@bill, the market has appreciated 25% by the time I was going to sign. So yes, there is a high possibility that another more favorable offer is lined up to take over. Once the cancellation form was forwarded to me, I have not been able to get hold of the listing agent nor the broker.
I'm very confident that attitude was not detected by the professionals involved. Clearly, such disdane, reflects you thought you knew more than the agent. That didn't quite work out did it.
Very often buyers do things they are advised not to do. Even, when in a short sale transaction and the buyer is advised all things exists on the precarious edge of failure, they do dumb things and look for someone else to blame.

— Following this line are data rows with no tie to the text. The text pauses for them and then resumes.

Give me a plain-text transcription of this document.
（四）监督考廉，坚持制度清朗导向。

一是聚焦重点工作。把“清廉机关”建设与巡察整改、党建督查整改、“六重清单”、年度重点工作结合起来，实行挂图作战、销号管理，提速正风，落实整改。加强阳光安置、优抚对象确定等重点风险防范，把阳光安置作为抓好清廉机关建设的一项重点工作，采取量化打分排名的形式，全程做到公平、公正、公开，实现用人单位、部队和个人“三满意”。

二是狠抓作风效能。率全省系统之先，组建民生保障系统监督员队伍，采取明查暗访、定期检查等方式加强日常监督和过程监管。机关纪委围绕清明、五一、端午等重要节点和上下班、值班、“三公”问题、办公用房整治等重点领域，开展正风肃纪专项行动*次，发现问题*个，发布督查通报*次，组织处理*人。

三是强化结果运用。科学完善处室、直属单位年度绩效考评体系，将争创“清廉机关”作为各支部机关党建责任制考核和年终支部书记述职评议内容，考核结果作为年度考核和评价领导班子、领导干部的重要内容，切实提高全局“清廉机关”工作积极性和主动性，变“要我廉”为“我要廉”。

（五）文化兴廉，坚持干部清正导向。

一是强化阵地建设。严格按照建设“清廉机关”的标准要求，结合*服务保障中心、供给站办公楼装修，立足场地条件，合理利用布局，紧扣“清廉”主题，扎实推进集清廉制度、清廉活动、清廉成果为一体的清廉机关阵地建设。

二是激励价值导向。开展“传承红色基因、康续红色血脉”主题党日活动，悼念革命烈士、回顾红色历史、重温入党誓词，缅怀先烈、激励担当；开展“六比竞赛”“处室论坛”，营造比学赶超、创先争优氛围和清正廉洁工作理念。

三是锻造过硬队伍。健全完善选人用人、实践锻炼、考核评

Whether it's a short sale or tranditional sale, the buyer should be very aware the listing agent has been piling up folks ready to buy who are waiting for the buyer to do something dumb. That is the status of real estate sales today. Low inventory means real, in the trenches fighting, for the good values.
Is there a chance you can get the property back? Yes, there is always a chance..
This can not be accomplished soliciting opionions from strangers on the internet. You need regain the confidence of your 'ignorant' agent, (goog luck with that) then follow, to the letter, the instructions of the professional you hired to represent you.
Too often, once the buyer or seller does something dumb, this allows the bank or investor to jump on an offer available that originates behind the curtain. The shame of it is, six months down the road you will see the other party bought it for less than your offer. Real estate transactions, such as short sales that are essentially a house of cards, are destined for failure when everyone involved does not recognoize this reality. Both you and the seller failed in this regard. You may want to reconsider if a short sale is suitable for your purchase goals.
The reality here is that once terms of the original agreement are made....all parties involved must approve for things to move forward. For whatever reason, the seller's lender did not agree to an extension. Under normal circumstances, this would terminate the agreement.
Check carefully...but there is normally verbiage that clarifies the customers obligation to sign a release of funds document should things not work out.
Keeping it real....they probably had the property under contract very shortly after the lender elected not to extend and under more favorable terms.